Members of Parliament pointed out today that the court martial of the thirty or fifty Jewish soldiers on charges of “desertion” is not justified since the Polish Government itself permitted 200 Jewish soldiers to leave the Polish ranks because of anti-Semitism and to join the British forces. Why is the situation of the accused men not precisely the same as that of the 200, they asked. Mr. Driberg stressed that “this act of ‘desertion’ was endorsed or condoned by the action of the War Office and of the Foreign Office in accepting these men.”

Another member of Parliament, William Gallacher, summarized the feelings of many of his colleagues by stating: “Supposing the Washington Government gave a bunch of Englishmen power over a mixed bunch of Englishmen and Scotsmen, and the Englishmen started ill-treating the Scotsmen, would not the Sootsmen be entitled to go to Washington and say ‘You have given the power to the wrong people?'”

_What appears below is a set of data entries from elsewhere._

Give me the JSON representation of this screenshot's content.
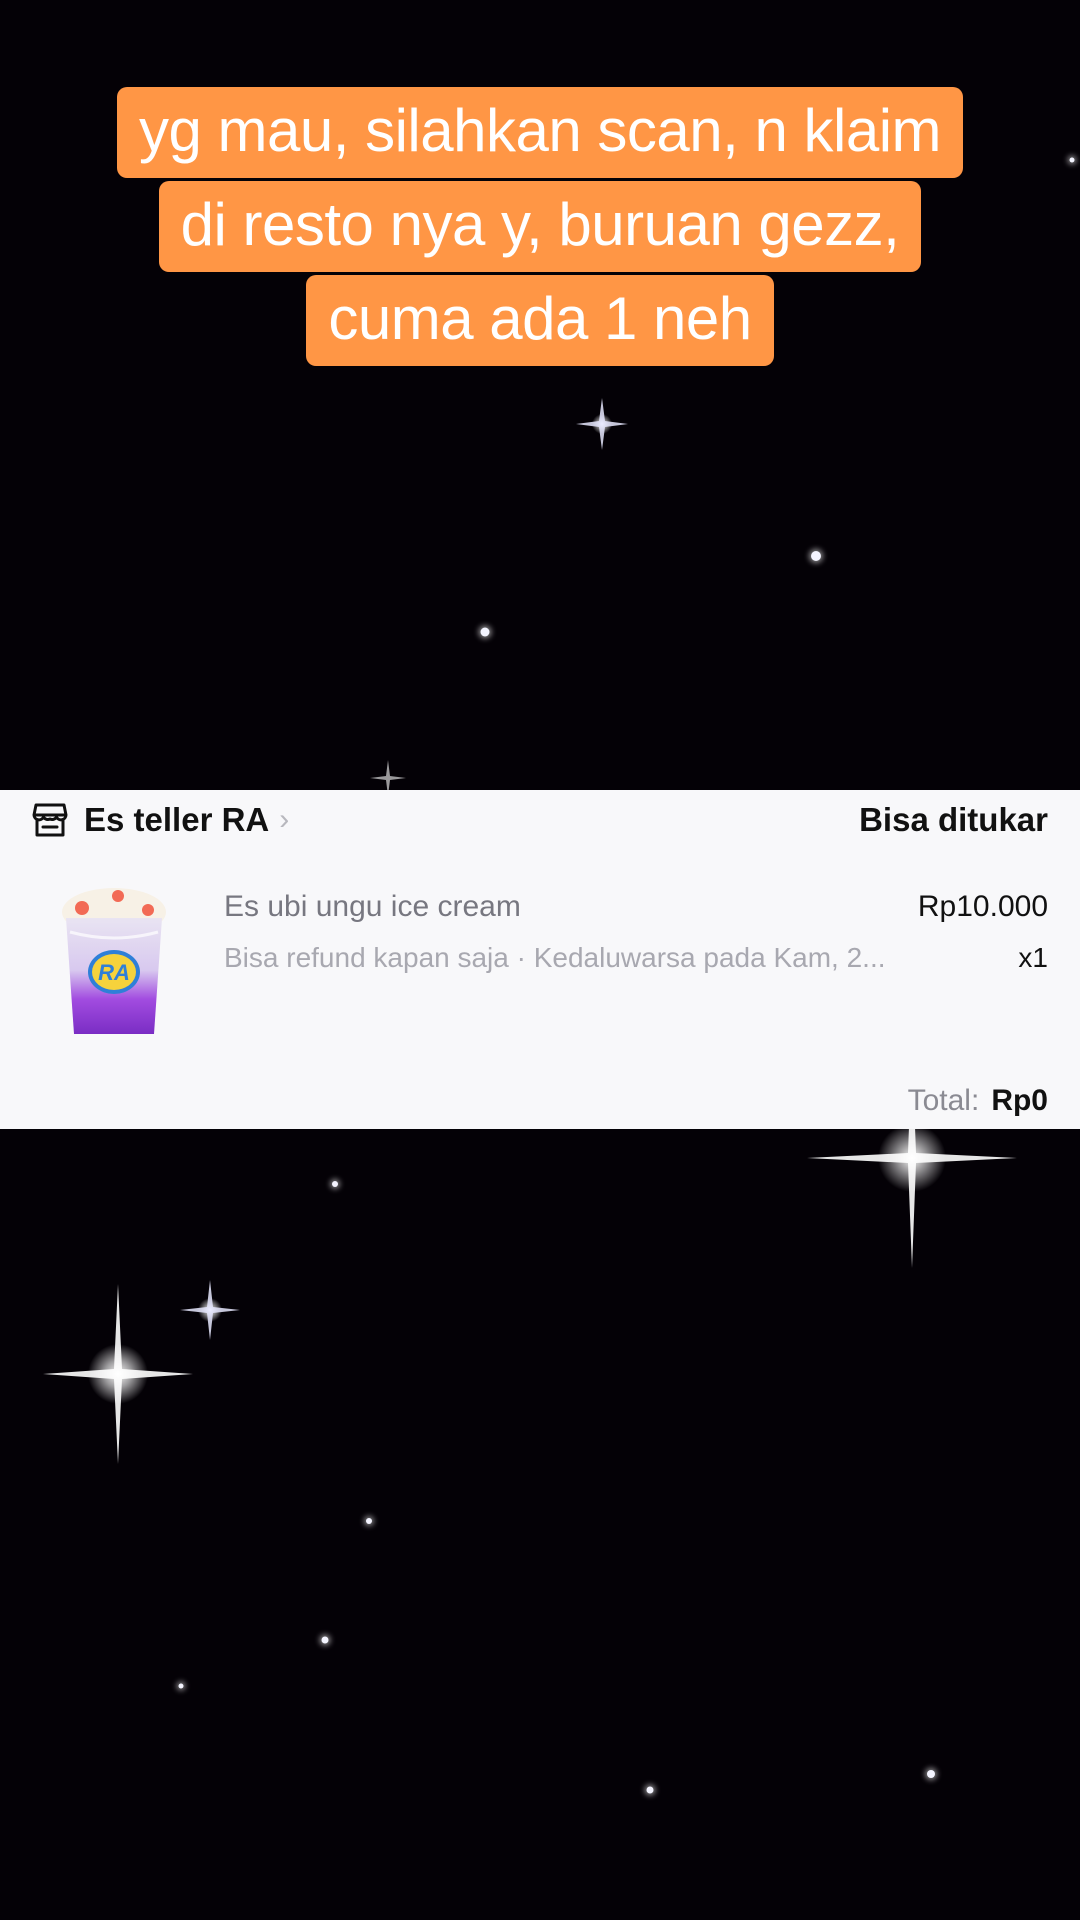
{
  "caption": {
    "lines": [
      "yg mau, silahkan scan, n klaim",
      "di resto nya y, buruan gezz,",
      "cuma ada 1 neh"
    ],
    "background_color": "#ff9645"
  },
  "order": {
    "shop_icon": "store-icon",
    "shop_name": "Es teller RA",
    "shop_chevron": "›",
    "status": "Bisa ditukar",
    "item": {
      "name": "Es ubi ungu ice cream",
      "price": "Rp10.000",
      "meta": "Bisa refund kapan saja · Kedaluwarsa pada Kam, 2...",
      "quantity": "x1",
      "thumbnail_logo_text": "RA"
    },
    "total_label": "Total:",
    "total_value": "Rp0"
  },
  "background": {
    "color": "#040106",
    "decoration": "sparkle-stars"
  }
}
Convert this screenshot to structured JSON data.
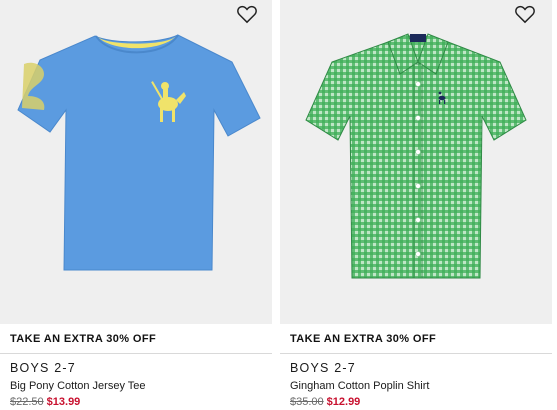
{
  "products": [
    {
      "promo": "TAKE AN EXTRA 30% OFF",
      "category": "BOYS 2-7",
      "name": "Big Pony Cotton Jersey Tee",
      "original_price": "$22.50",
      "sale_price": "$13.99",
      "image_icon": "blue-tshirt-image",
      "colors": {
        "garment": "#5b9be0",
        "pony": "#f0e36a"
      }
    },
    {
      "promo": "TAKE AN EXTRA 30% OFF",
      "category": "BOYS 2-7",
      "name": "Gingham Cotton Poplin Shirt",
      "original_price": "$35.00",
      "sale_price": "$12.99",
      "image_icon": "green-gingham-shirt-image",
      "colors": {
        "garment": "#3fae58",
        "pony": "#1c2a5a"
      }
    }
  ],
  "favorite_icon": "heart-outline-icon",
  "colors": {
    "sale": "#c8102e",
    "background": "#efefef"
  }
}
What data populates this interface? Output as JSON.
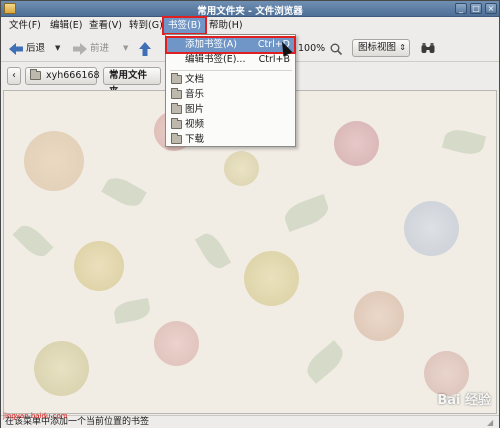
{
  "window": {
    "title": "常用文件夹 - 文件浏览器",
    "controls": [
      "_",
      "□",
      "×"
    ]
  },
  "menubar": {
    "items": [
      {
        "label": "文件(F)"
      },
      {
        "label": "编辑(E)"
      },
      {
        "label": "查看(V)"
      },
      {
        "label": "转到(G)"
      },
      {
        "label": "书签(B)",
        "active": true
      },
      {
        "label": "帮助(H)"
      }
    ]
  },
  "toolbar": {
    "back_label": "后退",
    "forward_label": "前进",
    "zoom_level": "100%",
    "view_mode": "图标视图"
  },
  "location": {
    "path_segments": [
      {
        "label": "xyh666168"
      },
      {
        "label": "常用文件夹"
      }
    ]
  },
  "bookmarks_menu": {
    "items": [
      {
        "label": "添加书签(A)",
        "accel": "Ctrl+D"
      },
      {
        "label": "编辑书签(E)...",
        "accel": "Ctrl+B"
      }
    ],
    "folders": [
      {
        "label": "文档"
      },
      {
        "label": "音乐"
      },
      {
        "label": "图片"
      },
      {
        "label": "视频"
      },
      {
        "label": "下载"
      }
    ]
  },
  "statusbar": {
    "text": "在该菜单中添加一个当前位置的书签"
  },
  "watermark": {
    "text": "Bai 经验",
    "sub": "jingyan.baidu.com"
  },
  "colors": {
    "highlight": "#6f96c6",
    "annotation_red": "#e02020",
    "titlebar": "#5a7aa0"
  }
}
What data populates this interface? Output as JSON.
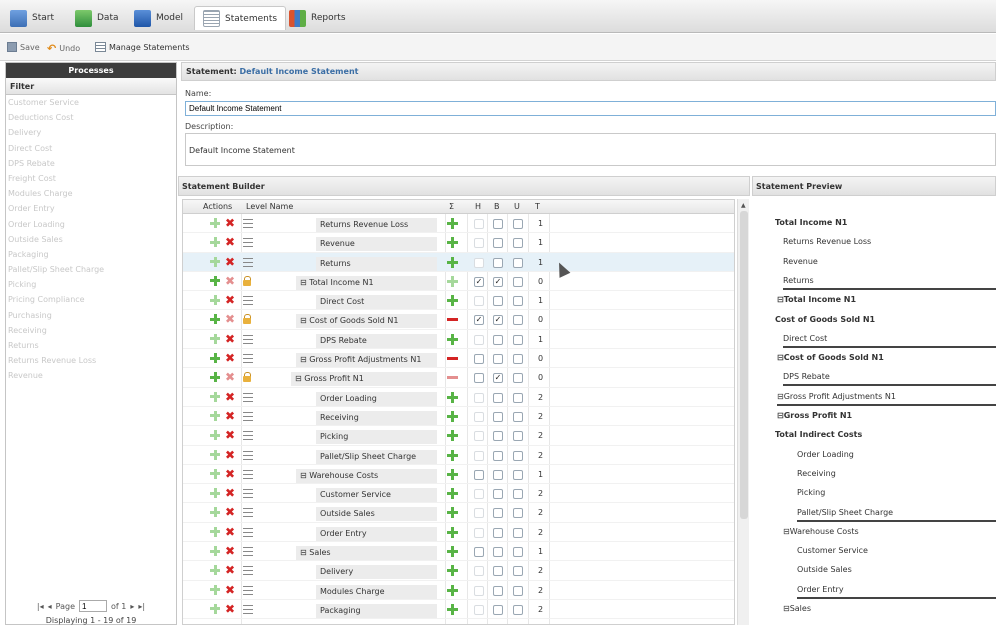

London newspapers today demand that Foreign Minister Anthony Eden ask the Polish Government for full details on the sentences which the Polish court martial will impose, or may have imposed, on Jews who left the Polish Army to join the British forces. The papers also demand that the verdicts be published in the official proceedings of Parliament.

The discrimination against Jews in the Polish Army is the subject of editorial comment today in numerous provincial newspapers, including the Yorkshire Post which is considered the organ of Foreign Secretary Anthony Eden, and the widely-read Birmingham Gazette.

“It is clear,” the Gazette writes, “that not only Germany will have to be re-educated after the war, but we may be faced with an anti-Semitic Poland almost as urgently in need of re-education as Germany itself. If after four years of fighting side by side with our own people, a considerable section of the Polish Army learned nothing and is still fighting not for freedom, but for a conception of nationalism as narrow and as arrogant as the German, then the process of re-educating Poland is evidently likely to be long and difficult.”